Mark and John described several successful revitalization projects such as the Western Peachtree Plaza Hotel in Atlanta, Georgia, which was revitalized after a tornado; the Tung Fat Building in Hong Kong, which was a run-down building built in the 1960s; the Edith Green-Wendell Wyatt Federal Building in Portland, Oregon, which first opened in 1975.
The Western Peachtree Plaza Hotel now has 6,350 new windows—an entirely new skin—and its new windows are made of glass that is insulated, stronger and more energy efficient. “Replacing [the glass] did a couple things that gave them an opportunity,” said Mark. “They did have to replace everything in that building and at the same time help with its energy efficiency.”
Of the revitalization of the Tung Fat Building, Mark said, “It has an effect not only on the building itself as far as the efficiency, but the people in the building can enjoy the space and also the surrounding area… It’s made a huge difference to the entire neighborhood.”
The Edith Green-Wendell Wyatt Federal Building now has a rainwater reclamation system, elevators that capture kinetic energy and a 13,000 square foot rooftop canopy with photovoltaic panels. “They’ve reduced the building power consumption by 55%, which is pretty dramatic from what it was before,” said Mark. “I think it’s a really nice example of changing the look and updating its ability to provide a better working environment and be more sustainable.”

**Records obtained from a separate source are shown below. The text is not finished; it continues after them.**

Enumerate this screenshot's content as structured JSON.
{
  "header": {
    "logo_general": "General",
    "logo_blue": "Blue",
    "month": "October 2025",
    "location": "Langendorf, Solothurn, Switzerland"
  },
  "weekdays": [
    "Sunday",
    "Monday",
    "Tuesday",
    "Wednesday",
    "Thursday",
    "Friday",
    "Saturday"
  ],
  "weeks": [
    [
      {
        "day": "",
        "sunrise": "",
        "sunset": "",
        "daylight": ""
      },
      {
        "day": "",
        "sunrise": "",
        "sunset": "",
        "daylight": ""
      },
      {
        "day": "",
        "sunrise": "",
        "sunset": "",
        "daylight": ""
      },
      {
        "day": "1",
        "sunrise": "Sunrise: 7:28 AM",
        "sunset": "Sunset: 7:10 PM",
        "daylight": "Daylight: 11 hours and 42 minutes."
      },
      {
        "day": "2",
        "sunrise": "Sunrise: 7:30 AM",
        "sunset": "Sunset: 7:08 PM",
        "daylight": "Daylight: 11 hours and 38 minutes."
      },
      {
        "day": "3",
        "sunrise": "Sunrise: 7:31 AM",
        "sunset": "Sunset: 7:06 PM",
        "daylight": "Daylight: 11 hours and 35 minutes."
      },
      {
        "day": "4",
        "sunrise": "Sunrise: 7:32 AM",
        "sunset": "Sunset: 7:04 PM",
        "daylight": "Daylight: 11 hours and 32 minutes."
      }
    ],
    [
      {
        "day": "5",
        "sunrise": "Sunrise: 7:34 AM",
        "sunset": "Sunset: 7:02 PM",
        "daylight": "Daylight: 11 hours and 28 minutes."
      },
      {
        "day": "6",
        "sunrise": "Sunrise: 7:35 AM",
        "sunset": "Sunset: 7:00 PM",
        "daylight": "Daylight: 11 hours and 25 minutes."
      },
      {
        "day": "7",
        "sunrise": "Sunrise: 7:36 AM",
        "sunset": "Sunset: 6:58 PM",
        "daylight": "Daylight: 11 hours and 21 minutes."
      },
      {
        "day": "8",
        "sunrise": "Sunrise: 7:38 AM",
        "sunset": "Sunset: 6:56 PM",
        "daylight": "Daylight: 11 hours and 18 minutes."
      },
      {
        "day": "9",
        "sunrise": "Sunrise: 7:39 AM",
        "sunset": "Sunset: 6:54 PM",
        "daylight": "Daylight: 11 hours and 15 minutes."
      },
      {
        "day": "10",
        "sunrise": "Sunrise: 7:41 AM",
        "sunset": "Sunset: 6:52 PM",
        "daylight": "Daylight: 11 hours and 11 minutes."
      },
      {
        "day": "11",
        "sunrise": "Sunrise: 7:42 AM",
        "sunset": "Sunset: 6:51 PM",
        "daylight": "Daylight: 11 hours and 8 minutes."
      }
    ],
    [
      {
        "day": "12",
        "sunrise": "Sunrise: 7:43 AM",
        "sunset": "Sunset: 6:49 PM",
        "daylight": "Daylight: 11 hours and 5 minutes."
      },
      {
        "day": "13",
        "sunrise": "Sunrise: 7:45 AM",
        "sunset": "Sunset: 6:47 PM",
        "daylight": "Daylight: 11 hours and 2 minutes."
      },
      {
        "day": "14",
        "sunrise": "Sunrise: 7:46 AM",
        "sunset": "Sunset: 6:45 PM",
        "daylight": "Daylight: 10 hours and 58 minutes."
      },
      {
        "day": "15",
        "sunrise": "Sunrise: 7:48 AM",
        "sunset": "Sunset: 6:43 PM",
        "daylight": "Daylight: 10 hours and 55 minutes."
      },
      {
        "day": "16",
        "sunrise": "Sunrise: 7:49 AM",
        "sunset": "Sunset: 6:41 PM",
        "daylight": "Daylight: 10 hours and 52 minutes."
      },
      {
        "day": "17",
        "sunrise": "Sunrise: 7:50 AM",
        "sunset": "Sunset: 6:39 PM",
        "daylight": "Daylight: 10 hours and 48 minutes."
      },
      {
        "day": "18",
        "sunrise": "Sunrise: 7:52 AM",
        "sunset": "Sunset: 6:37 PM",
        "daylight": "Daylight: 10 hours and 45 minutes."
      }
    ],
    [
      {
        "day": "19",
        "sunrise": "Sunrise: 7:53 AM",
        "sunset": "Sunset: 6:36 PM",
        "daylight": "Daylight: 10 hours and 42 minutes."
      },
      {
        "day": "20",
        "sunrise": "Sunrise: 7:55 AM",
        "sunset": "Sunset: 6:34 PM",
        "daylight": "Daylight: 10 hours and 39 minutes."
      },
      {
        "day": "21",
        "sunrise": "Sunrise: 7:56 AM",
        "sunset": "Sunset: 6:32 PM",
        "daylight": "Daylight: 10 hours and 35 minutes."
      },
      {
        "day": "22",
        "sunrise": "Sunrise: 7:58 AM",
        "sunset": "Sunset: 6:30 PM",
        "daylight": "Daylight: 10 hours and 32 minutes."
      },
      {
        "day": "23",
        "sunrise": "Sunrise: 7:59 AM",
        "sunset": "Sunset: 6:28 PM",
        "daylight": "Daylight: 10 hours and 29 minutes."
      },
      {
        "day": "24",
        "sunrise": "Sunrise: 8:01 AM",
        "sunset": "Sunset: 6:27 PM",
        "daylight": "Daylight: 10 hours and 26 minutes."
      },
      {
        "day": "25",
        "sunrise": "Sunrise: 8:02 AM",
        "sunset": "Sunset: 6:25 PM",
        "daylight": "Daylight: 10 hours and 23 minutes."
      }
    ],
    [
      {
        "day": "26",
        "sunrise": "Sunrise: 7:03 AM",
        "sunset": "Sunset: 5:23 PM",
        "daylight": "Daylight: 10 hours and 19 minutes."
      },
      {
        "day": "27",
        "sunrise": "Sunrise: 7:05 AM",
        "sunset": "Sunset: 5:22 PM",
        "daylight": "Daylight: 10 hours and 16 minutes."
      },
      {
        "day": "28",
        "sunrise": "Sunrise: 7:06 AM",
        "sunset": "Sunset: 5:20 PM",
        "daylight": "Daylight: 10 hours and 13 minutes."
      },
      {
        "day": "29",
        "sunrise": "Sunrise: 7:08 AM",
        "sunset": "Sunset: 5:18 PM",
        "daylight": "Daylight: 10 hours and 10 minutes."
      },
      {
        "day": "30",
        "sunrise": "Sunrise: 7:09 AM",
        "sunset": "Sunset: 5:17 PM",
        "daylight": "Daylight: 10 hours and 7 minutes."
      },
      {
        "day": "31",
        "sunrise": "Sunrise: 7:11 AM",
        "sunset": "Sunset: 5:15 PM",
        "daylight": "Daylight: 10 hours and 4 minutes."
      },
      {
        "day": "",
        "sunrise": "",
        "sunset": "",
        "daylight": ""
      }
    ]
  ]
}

Mark and John also talked about the technologies that are employed in the process of building revitalization, including 3D scanners, drones, total stations, computers, and data storage. “For customers who want to do this themselves,” Mark said, “there are things to consider. It’s an investment of the hardware, the computers, and it’s really easy to underestimate the power of the computer and the amount of storage that you would need… You want to take advantage of what would automate the conversion from point cloud or automate tracing the point cloud and generating actual model data.”
Revitalizing existing buildings might be one solution to the pressure the construction industry is under to develop more buildings in less time with tighter budgets. And that’s a game changer.